HD 167965

Observation data Epoch J2000.0 Equinox ICRS
- Constellation: Lyra
- Right ascension: 18^{h} 15^{m} 38.77722^{s}
- Declination: +42° 09′ 33.6439″
- Apparent magnitude (V): 5.56

Characteristics
- Spectral type: B7IV or B8V
- U−B color index: −0.469
- B−V color index: −0.111±0.001

Astrometry
- Radial velocity (R_{v}): −20.5±0.9 km/s
- Proper motion (μ): RA: −2.618 mas/yr Dec.: +0.815 mas/yr
- Parallax (π): 5.5547±0.1389 mas
- Distance: 590 ± 10 ly (180 ± 5 pc)
- Absolute magnitude (M_{V}): −0.73

Details
- Mass: 4.00±0.01 M_{☉} 4.498±0.225 M_{☉}
- Radius: 3.2 R_{☉} 4.006±0.200 R_{☉}
- Luminosity: 337.52 L_{☉}
- Luminosity (bolometric): 381 L_{☉}
- Temperature: 13,100 K
- Rotational velocity (v sin i): 187±14 km/s 201 km/s
- Other designations: BD+42°3035, FK5 684, GC 24936, HD 167965, HIP 89482, HR 6845, SAO 47342

Database references
- SIMBAD: data

= HD 167965 =

Star in the constellation Lyra

HD 167965 is a single star in the northern constellation of Lyra. It is dimly visible to the naked eye on a sufficiently dark night, having an apparent visual magnitude of 5.56. The star is located at a distance of approximately 590 light years from the Sun based on parallax. It is drifting closer with a radial velocity of −20.5 km/s and is predicted to come as near as 22.29 pc in around 8.5 million years.

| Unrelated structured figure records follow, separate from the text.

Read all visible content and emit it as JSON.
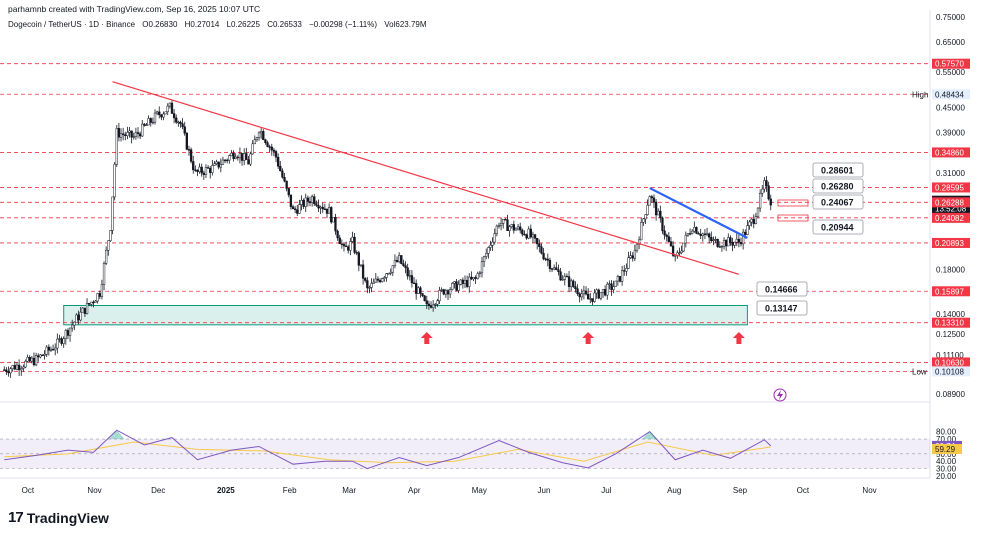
{
  "header": {
    "credit": "parhamnb created with TradingView.com, Sep 16, 2025 10:07 UTC",
    "symbol": "Dogecoin / TetherUS · 1D · Binance",
    "open": "O0.26830",
    "high": "H0.27014",
    "low": "L0.26225",
    "close": "C0.26533",
    "change": "−0.00298 (−1.11%)",
    "volume": "Vol623.79M"
  },
  "brand": {
    "name": "TradingView"
  },
  "colors": {
    "up": "#131722",
    "red_line": "#f23645",
    "blue_line": "#2962ff",
    "zone": "#089981",
    "rsi": "#7e57c2",
    "rsi_ma": "#f7c948",
    "dashed": "#f23645"
  },
  "chart_data": [
    {
      "type": "candlestick",
      "title": "Dogecoin / TetherUS · 1D · Binance",
      "y_scale": "log",
      "ylim": [
        0.085,
        0.78
      ],
      "x_labels": [
        "Oct",
        "Nov",
        "Dec",
        "2025",
        "Feb",
        "Mar",
        "Apr",
        "May",
        "Jun",
        "Jul",
        "Aug",
        "Sep",
        "Oct",
        "Nov"
      ],
      "price_axis_ticks": [
        "0.75000",
        "0.65000",
        "0.55000",
        "0.45000",
        "0.39000",
        "0.31000",
        "0.21000",
        "0.18000",
        "0.14000",
        "0.12500",
        "0.11100",
        "0.08900"
      ],
      "horizontal_levels": [
        0.5757,
        0.4843,
        0.3486,
        0.28595,
        0.26288,
        0.24082,
        0.20893,
        0.15897,
        0.1331,
        0.1063,
        0.10108
      ],
      "axis_badges": [
        {
          "label": "",
          "value": "0.57570",
          "style": "red"
        },
        {
          "label": "High",
          "value": "0.48434",
          "style": "blue"
        },
        {
          "label": "",
          "value": "0.34860",
          "style": "red"
        },
        {
          "label": "",
          "value": "0.28595",
          "style": "red"
        },
        {
          "label": "",
          "value": "0.26533",
          "style": "dark",
          "extra": "13:52:08"
        },
        {
          "label": "",
          "value": "0.26288",
          "style": "red"
        },
        {
          "label": "",
          "value": "0.24082",
          "style": "red"
        },
        {
          "label": "",
          "value": "0.20893",
          "style": "red"
        },
        {
          "label": "",
          "value": "0.15897",
          "style": "red"
        },
        {
          "label": "",
          "value": "0.13310",
          "style": "red"
        },
        {
          "label": "",
          "value": "0.10630",
          "style": "red"
        },
        {
          "label": "Low",
          "value": "0.10108",
          "style": "blue"
        }
      ],
      "annotation_boxes": [
        "0.28601",
        "0.26280",
        "0.24067",
        "0.20944",
        "0.14666",
        "0.13147"
      ],
      "zone": {
        "low": 0.1315,
        "high": 0.1467
      },
      "trendlines": [
        {
          "name": "descending resistance",
          "color": "red",
          "from": {
            "date": "2024-11-10",
            "price": 0.52
          },
          "to": {
            "date": "2025-09-01",
            "price": 0.175
          }
        },
        {
          "name": "local resistance",
          "color": "blue",
          "from": {
            "date": "2025-07-21",
            "price": 0.285
          },
          "to": {
            "date": "2025-09-05",
            "price": 0.215
          }
        }
      ],
      "arrows": [
        {
          "date": "2025-04-07"
        },
        {
          "date": "2025-06-22"
        },
        {
          "date": "2025-09-01"
        }
      ],
      "close_path": [
        {
          "date": "2024-09-20",
          "close": 0.102
        },
        {
          "date": "2024-10-05",
          "close": 0.108
        },
        {
          "date": "2024-10-15",
          "close": 0.118
        },
        {
          "date": "2024-10-25",
          "close": 0.138
        },
        {
          "date": "2024-11-04",
          "close": 0.158
        },
        {
          "date": "2024-11-09",
          "close": 0.23
        },
        {
          "date": "2024-11-12",
          "close": 0.39
        },
        {
          "date": "2024-11-20",
          "close": 0.38
        },
        {
          "date": "2024-12-01",
          "close": 0.43
        },
        {
          "date": "2024-12-07",
          "close": 0.45
        },
        {
          "date": "2024-12-12",
          "close": 0.41
        },
        {
          "date": "2024-12-19",
          "close": 0.31
        },
        {
          "date": "2024-12-28",
          "close": 0.32
        },
        {
          "date": "2025-01-07",
          "close": 0.35
        },
        {
          "date": "2025-01-13",
          "close": 0.33
        },
        {
          "date": "2025-01-18",
          "close": 0.4
        },
        {
          "date": "2025-01-26",
          "close": 0.34
        },
        {
          "date": "2025-02-03",
          "close": 0.25
        },
        {
          "date": "2025-02-12",
          "close": 0.27
        },
        {
          "date": "2025-02-20",
          "close": 0.25
        },
        {
          "date": "2025-02-27",
          "close": 0.2
        },
        {
          "date": "2025-03-03",
          "close": 0.21
        },
        {
          "date": "2025-03-10",
          "close": 0.16
        },
        {
          "date": "2025-03-25",
          "close": 0.19
        },
        {
          "date": "2025-04-07",
          "close": 0.145
        },
        {
          "date": "2025-04-15",
          "close": 0.16
        },
        {
          "date": "2025-04-30",
          "close": 0.17
        },
        {
          "date": "2025-05-11",
          "close": 0.235
        },
        {
          "date": "2025-05-25",
          "close": 0.22
        },
        {
          "date": "2025-06-06",
          "close": 0.18
        },
        {
          "date": "2025-06-22",
          "close": 0.152
        },
        {
          "date": "2025-07-05",
          "close": 0.165
        },
        {
          "date": "2025-07-14",
          "close": 0.2
        },
        {
          "date": "2025-07-21",
          "close": 0.275
        },
        {
          "date": "2025-08-02",
          "close": 0.19
        },
        {
          "date": "2025-08-10",
          "close": 0.23
        },
        {
          "date": "2025-08-20",
          "close": 0.21
        },
        {
          "date": "2025-09-01",
          "close": 0.21
        },
        {
          "date": "2025-09-08",
          "close": 0.24
        },
        {
          "date": "2025-09-13",
          "close": 0.29
        },
        {
          "date": "2025-09-16",
          "close": 0.265
        }
      ]
    },
    {
      "type": "line",
      "title": "",
      "ylim": [
        20,
        85
      ],
      "y_ticks": [
        "80.00",
        "70.00",
        "60.00",
        "50.00",
        "40.00",
        "30.00",
        "20.00"
      ],
      "series": [
        {
          "values_points": [
            {
              "date": "2024-09-20",
              "v": 42
            },
            {
              "date": "2024-10-05",
              "v": 48
            },
            {
              "date": "2024-10-20",
              "v": 55
            },
            {
              "date": "2024-11-01",
              "v": 52
            },
            {
              "date": "2024-11-12",
              "v": 82
            },
            {
              "date": "2024-11-25",
              "v": 62
            },
            {
              "date": "2024-12-08",
              "v": 72
            },
            {
              "date": "2024-12-20",
              "v": 42
            },
            {
              "date": "2025-01-05",
              "v": 55
            },
            {
              "date": "2025-01-18",
              "v": 60
            },
            {
              "date": "2025-02-03",
              "v": 36
            },
            {
              "date": "2025-02-18",
              "v": 40
            },
            {
              "date": "2025-03-03",
              "v": 40
            },
            {
              "date": "2025-03-10",
              "v": 30
            },
            {
              "date": "2025-03-25",
              "v": 45
            },
            {
              "date": "2025-04-07",
              "v": 34
            },
            {
              "date": "2025-04-22",
              "v": 45
            },
            {
              "date": "2025-05-11",
              "v": 68
            },
            {
              "date": "2025-05-25",
              "v": 52
            },
            {
              "date": "2025-06-10",
              "v": 38
            },
            {
              "date": "2025-06-22",
              "v": 31
            },
            {
              "date": "2025-07-05",
              "v": 50
            },
            {
              "date": "2025-07-21",
              "v": 80
            },
            {
              "date": "2025-08-02",
              "v": 42
            },
            {
              "date": "2025-08-15",
              "v": 55
            },
            {
              "date": "2025-08-28",
              "v": 44
            },
            {
              "date": "2025-09-13",
              "v": 69
            },
            {
              "date": "2025-09-16",
              "v": 60.74
            }
          ]
        },
        {
          "values_points": [
            {
              "date": "2024-09-20",
              "v": 46
            },
            {
              "date": "2024-10-20",
              "v": 50
            },
            {
              "date": "2024-11-20",
              "v": 66
            },
            {
              "date": "2024-12-20",
              "v": 56
            },
            {
              "date": "2025-01-20",
              "v": 54
            },
            {
              "date": "2025-02-20",
              "v": 42
            },
            {
              "date": "2025-03-20",
              "v": 38
            },
            {
              "date": "2025-04-20",
              "v": 40
            },
            {
              "date": "2025-05-20",
              "v": 56
            },
            {
              "date": "2025-06-20",
              "v": 40
            },
            {
              "date": "2025-07-20",
              "v": 66
            },
            {
              "date": "2025-08-20",
              "v": 48
            },
            {
              "date": "2025-09-16",
              "v": 59.29
            }
          ]
        }
      ],
      "badges": [
        "60.74",
        "59.29"
      ]
    }
  ]
}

The stellar classification of HD 167965 is B7IV, matching a late B-type star that may have left the main sequence. It is spinning rapidly with a projected rotational velocity of 187 km/s. The star has four times the mass and radius of the Sun, and is radiating 381 times the luminosity of the Sun from its photosphere at an effective temperature of 13,100 K.

In 1925, Otto Struve included this star in a list of newly discovered spectroscopic binaries, although that is no longer held to be the case.